MACD & KDJ Indicators
The Moving Average Convergence Divergence (MACD) remains positive and above its signal line, indicating persistent upward momentum without significant divergence. The KDJ oscillator shows the %K line at approximately 85 and %D around 78 on daily settings, reflecting overbought territory that can precede short-term consolidation. However, sustained high KDJ readings in strong uptrends can persist longer than expected. No bearish divergence is currently apparent between these momentum oscillators and price highs.
Bollinger Bands
Price is riding the upper Bollinger Band ($90.75, calculated based on 20-day SMA and standard deviation), a sign of strong directional momentum. BandwidthBAND-- expanded significantly during the recent breakout, reflecting increased volatility to the upside. This price position relative to the bands often signals continuation potential, though a mean-reversion pullback towards the midline (~$87.50) becomes increasingly probable the longer it stays at extreme levels. The absence of sharp contractions preceding this move suggests the breakout was technically sound.
Volume-Price Relationship
Volume during the three-day rally averaged around 201,817 shares, exceeding the preceding weeks but falling short of the exceptionally high volume spikes seen during the February rally and April sell-off. While supporting the advance, the volume isn't overwhelming relative to historic peaks, warranting vigilance for confirmation volume. The June 16th breakout candle saw the most significant volume within this surge, enhancing its validity. Declining volume on pullbacks (e.g., June 13th) helps confirm the strength of the uptrend.
Relative Strength Index (RSI)
The daily RSI currently stands near 65, having risen from a low of 48 during the early June pullback. It sits comfortably in bullish territory (above 50) but avoids the overbought zone (above 70), suggesting room for potential upside before exhaustion becomes a concern. There is no bearish divergence as the RSI made new highs alongside the price. The current reading suggests sustainable momentum rather than imminent reversal.
Fibonacci Retracement
Applying Fibonacci retracement to the significant advance from the December 2024 low ($64.44) to the current June 2025 high ($92.085) reveals key levels. The 38.2% retracement rests at $81.40, while the more critical 61.8% level sits at $74.85. Price tested the 38.2% level during the March-May consolidation, finding strong support. This level now serves as major strategic support in any significant pullback. The break above the 0% level (previous high) confirms the continuation of the bullish impulse wave.
Confluence and Caveats
Strong confluence exists: The breakout above $91.62 resistance aligns with MACD positivity, Bollinger Band expansion, an RSI in bullish territory, and sustained price action above rising MAs.
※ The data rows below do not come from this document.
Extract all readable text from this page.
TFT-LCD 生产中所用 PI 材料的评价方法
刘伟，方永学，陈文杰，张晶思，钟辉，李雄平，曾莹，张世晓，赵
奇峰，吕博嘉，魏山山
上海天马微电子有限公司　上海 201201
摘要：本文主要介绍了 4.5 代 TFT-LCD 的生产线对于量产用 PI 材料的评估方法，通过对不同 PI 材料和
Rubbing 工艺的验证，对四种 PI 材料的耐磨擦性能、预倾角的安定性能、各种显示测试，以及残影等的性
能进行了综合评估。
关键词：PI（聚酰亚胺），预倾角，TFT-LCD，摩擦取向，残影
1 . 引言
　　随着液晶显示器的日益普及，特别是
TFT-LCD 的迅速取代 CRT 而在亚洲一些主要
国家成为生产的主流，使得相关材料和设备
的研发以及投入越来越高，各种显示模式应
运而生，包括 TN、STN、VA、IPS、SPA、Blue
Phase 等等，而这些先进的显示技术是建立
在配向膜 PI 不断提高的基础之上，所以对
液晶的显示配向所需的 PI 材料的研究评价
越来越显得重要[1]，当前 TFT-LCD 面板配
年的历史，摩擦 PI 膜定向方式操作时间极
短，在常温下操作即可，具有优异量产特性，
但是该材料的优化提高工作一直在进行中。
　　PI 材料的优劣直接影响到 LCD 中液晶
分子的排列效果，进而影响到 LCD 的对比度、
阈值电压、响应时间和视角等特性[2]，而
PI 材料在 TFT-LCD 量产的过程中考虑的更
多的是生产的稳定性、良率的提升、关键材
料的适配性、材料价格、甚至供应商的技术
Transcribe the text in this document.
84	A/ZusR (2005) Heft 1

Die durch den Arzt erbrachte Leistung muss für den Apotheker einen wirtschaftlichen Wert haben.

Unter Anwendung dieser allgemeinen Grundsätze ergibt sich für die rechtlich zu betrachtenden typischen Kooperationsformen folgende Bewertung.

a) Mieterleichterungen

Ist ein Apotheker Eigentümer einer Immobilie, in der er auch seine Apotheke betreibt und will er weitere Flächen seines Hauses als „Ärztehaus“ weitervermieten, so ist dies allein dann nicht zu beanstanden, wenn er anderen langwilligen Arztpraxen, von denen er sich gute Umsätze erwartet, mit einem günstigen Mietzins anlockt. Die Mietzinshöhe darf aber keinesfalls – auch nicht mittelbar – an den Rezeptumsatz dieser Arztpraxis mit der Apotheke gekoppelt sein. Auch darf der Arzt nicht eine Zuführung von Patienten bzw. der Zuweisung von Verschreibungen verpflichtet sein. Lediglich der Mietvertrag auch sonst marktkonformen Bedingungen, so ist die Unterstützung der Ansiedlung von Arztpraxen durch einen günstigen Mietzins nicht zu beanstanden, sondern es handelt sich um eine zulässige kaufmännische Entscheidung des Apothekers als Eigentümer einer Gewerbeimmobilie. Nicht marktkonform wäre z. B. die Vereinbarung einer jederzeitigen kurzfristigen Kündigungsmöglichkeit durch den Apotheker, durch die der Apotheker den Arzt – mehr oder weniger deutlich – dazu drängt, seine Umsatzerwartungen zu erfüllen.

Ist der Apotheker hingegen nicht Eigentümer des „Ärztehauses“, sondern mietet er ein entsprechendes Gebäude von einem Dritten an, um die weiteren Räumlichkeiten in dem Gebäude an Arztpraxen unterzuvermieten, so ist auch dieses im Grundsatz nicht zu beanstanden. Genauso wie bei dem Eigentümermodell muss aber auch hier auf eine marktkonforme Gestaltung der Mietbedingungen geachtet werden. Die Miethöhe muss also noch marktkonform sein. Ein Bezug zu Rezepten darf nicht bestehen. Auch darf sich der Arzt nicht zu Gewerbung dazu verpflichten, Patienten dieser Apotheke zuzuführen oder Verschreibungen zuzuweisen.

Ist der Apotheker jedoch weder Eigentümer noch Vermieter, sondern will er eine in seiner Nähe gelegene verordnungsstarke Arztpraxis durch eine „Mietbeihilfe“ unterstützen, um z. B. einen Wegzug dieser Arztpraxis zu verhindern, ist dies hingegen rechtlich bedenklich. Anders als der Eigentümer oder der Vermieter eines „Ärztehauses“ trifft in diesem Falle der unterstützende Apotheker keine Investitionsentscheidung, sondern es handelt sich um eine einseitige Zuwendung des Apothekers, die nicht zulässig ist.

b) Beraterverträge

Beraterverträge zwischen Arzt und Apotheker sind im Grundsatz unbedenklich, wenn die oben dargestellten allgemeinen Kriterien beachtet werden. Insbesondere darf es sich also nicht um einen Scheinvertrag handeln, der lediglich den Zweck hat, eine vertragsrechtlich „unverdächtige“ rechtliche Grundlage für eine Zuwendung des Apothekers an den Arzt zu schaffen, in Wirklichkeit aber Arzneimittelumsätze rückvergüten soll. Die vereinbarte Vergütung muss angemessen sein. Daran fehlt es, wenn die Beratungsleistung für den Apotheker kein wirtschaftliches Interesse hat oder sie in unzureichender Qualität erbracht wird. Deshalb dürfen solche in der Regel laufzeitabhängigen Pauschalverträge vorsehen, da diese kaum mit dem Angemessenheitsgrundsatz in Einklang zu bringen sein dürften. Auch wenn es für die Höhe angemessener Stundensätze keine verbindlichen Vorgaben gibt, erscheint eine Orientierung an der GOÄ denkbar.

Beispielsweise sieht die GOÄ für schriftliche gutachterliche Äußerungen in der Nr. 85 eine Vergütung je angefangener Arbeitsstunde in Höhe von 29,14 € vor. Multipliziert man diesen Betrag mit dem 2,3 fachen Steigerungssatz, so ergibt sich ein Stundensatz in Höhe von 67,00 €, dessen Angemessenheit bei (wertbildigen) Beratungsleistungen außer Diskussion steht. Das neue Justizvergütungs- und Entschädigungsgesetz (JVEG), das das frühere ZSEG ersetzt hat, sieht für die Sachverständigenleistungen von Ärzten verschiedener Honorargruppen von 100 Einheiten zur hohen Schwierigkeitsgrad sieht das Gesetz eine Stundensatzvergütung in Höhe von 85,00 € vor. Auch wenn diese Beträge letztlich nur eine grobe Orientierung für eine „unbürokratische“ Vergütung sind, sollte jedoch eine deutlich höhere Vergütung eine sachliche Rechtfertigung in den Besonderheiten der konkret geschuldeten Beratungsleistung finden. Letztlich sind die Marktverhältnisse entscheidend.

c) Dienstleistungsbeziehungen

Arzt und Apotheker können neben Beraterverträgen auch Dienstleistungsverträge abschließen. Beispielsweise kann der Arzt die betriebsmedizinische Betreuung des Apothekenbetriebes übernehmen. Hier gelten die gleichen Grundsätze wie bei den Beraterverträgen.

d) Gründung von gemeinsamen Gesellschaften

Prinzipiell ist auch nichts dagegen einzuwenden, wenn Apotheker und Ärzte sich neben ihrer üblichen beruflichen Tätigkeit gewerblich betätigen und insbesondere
The key technical warning arises from the KDJ entering overbought territory, coupled with price at the upper Bollinger Band and nearing historical resistance near $95, suggesting potential for short-term consolidation or profit-taking. Volume, while supportive, requires ongoing verification for sustaining the rally. Overall, the technical structureGPCR-- favors the upside, but vigilance for resistance near $95 and signs of reversal (e.g., bearish candle formations, KDJ bearish cross, declining volume on up moves) is warranted before committing significantly at current levels.